[PATCH v3 1/6] arm64: make huge_ptep_get handled unaligned addresses

Dev Jain dev.jain at arm.com
Mon Jul 6 03:52:25 PDT 2026



On 06/07/26 2:15 pm, David Hildenbrand (Arm) wrote:
> On 7/5/26 10:08, Dev Jain wrote:
>>
>>
>> On 05/07/26 1:05 pm, Andrew Morton wrote:
>>> On Fri,  3 Jul 2026 11:41:54 +0000 Dev Jain <dev.jain at arm.com> wrote:
>>>
>>>> huge_ptep_get() can be handed a virtual address pointing to the middle of
>>>> a contpmd/contpte mapped hugetlb folio (examples of callers are
>>>> pagemap_hugetlb_range, page_mapped_in_vma).
>>>>
>>>> The arm64 helper rewalks the pgtables in find_num_contig to answer whether
>>>> the huge pte we have maps a contpmd or a contpte hugetlb folio, and
>>>> returns CONT_PMDS or CONT_PTES, so that it can collect a/d bits over the
>>>> contiguous ptes. We can falsely return CONT_PTES instead of CONT_PMDS
>>>> if the addr is not aligned.
>>>>
>>>> Fix this by aligning the pmdp pointer down to a contpmd base before
>>>> checking equality with the passed huge pte pointer, to correctly answer
>>>> whether the huge pte is the base of a contpmd block.
>>>>
>>>> Fixes: 29cb80519689 ("arm64: hugetlb: Cleanup huge_pte size discovery mechanisms")
>>>> Cc: stable at vger.kernel.org
>>>
>>> Please describe the userspace-visible effects of bugs when fixing them.
>>> Particularly when cc:stable is proposed.  Thanks.
>>
>> Forgot for this one. It should be, on systems where CONT_PTES != CONT_PMDS
>> (meaning page size is 16K) we could collect excess a/d bit state, meaning
>> extra work for the kernel.
> 
> Even worse, right?
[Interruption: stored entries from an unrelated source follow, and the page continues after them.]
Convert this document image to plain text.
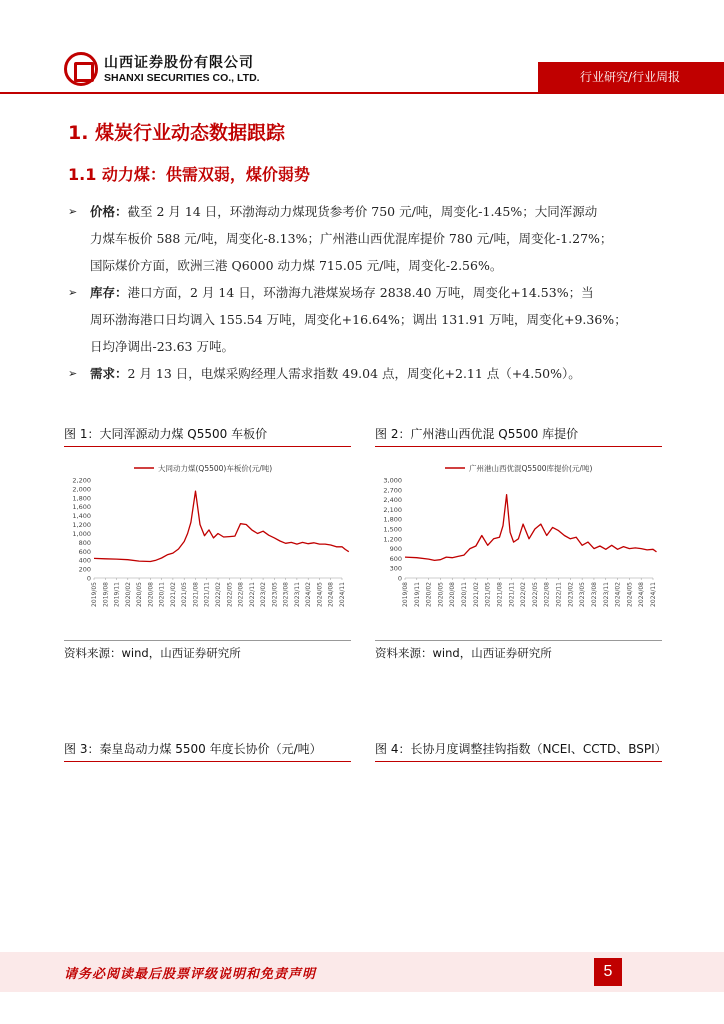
山西证券股份有限公司
SHANXI SECURITIES CO., LTD.	行业研究/行业周报
1. 煤炭行业动态数据跟踪
1.1 动力煤：供需双弱，煤价弱势
➢ 价格：截至 2 月 14 日，环渤海动力煤现货参考价 750 元/吨，周变化-1.45%；大同浑源动
力煤车板价 588 元/吨，周变化-8.13%；广州港山西优混库提价 780 元/吨，周变化-1.27%；
国际煤价方面，欧洲三港 Q6000 动力煤 715.05 元/吨，周变化-2.56%。
➢ 库存：港口方面，2 月 14 日，环渤海九港煤炭场存 2838.40 万吨，周变化+14.53%；当
周环渤海港口日均调入 155.54 万吨，周变化+16.64%；调出 131.91 万吨，周变化+9.36%；
日均净调出-23.63 万吨。
➢ 需求：2 月 13 日，电煤采购经理人需求指数 49.04 点，周变化+2.11 点（+4.50%）。
图 1：大同浑源动力煤 Q5500 车板价
大同动力煤(Q5500)车板价(元/吨)
0
200
400
600
800
1,000
1,200
1,400
1,600
1,800
2,000
2,200
2019/05 2019/08 2019/11 2020/02 2020/05 2020/08 2020/11 2021/02 2021/05 2021/08 2021/11 2022/02 2022/05 2022/08 2022/11 2023/02 2023/05 2023/08 2023/11 2024/02 2024/05 2024/08 2024/11
资料来源：wind，山西证券研究所
图 2：广州港山西优混 Q5500 库提价
广州港山西优混Q5500库提价(元/吨)
0
300
600
900
1,200
1,500
1,800
2,100
2,400
2,700
3,000
2019/08 2019/11 2020/02 2020/05 2020/08 2020/11 2021/02 2021/05 2021/08 2021/11 2022/02 2022/05 2022/08 2022/11 2023/02 2023/05 2023/08 2023/11 2024/02 2024/05 2024/08 2024/11
资料来源：wind，山西证券研究所
图 3：秦皇岛动力煤 5500 年度长协价（元/吨）	图 4：长协月度调整挂钩指数（NCEI、CCTD、BSPI）
请务必阅读最后股票评级说明和免责声明	5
We could walk 128 entries, when we really should just walk 16
> (IIRC) entries, possibly reading garbage or even worse, into a memory hole at
> the end of memory?

Hmm I was thinking that the checks pte_dirty() and pte_young() wouldn't care whether
the pte is garbage. But, we could actually dereference a ptep pointer not having
backing memory at all.

Does the following sound good?

"On systems where CONT_PTES != CONT_PMDS (meaning page size is 16K), we could collect
excess a/d bit state, meaning extra work for the kernel. Even worse, we may iterate
beyond the PTE table and dereference a garbage ptep pointer to access physical
memory we don't own. Since the ptep pointer is a linear map address, we may run off
the end of the linear map, dereference a VA not mapped into the kernel pgtables and
cause kernel panic."

Although I checked on arm64, there is no case in which there is a hole after the
linear map, but still that assumption shouldn't be made.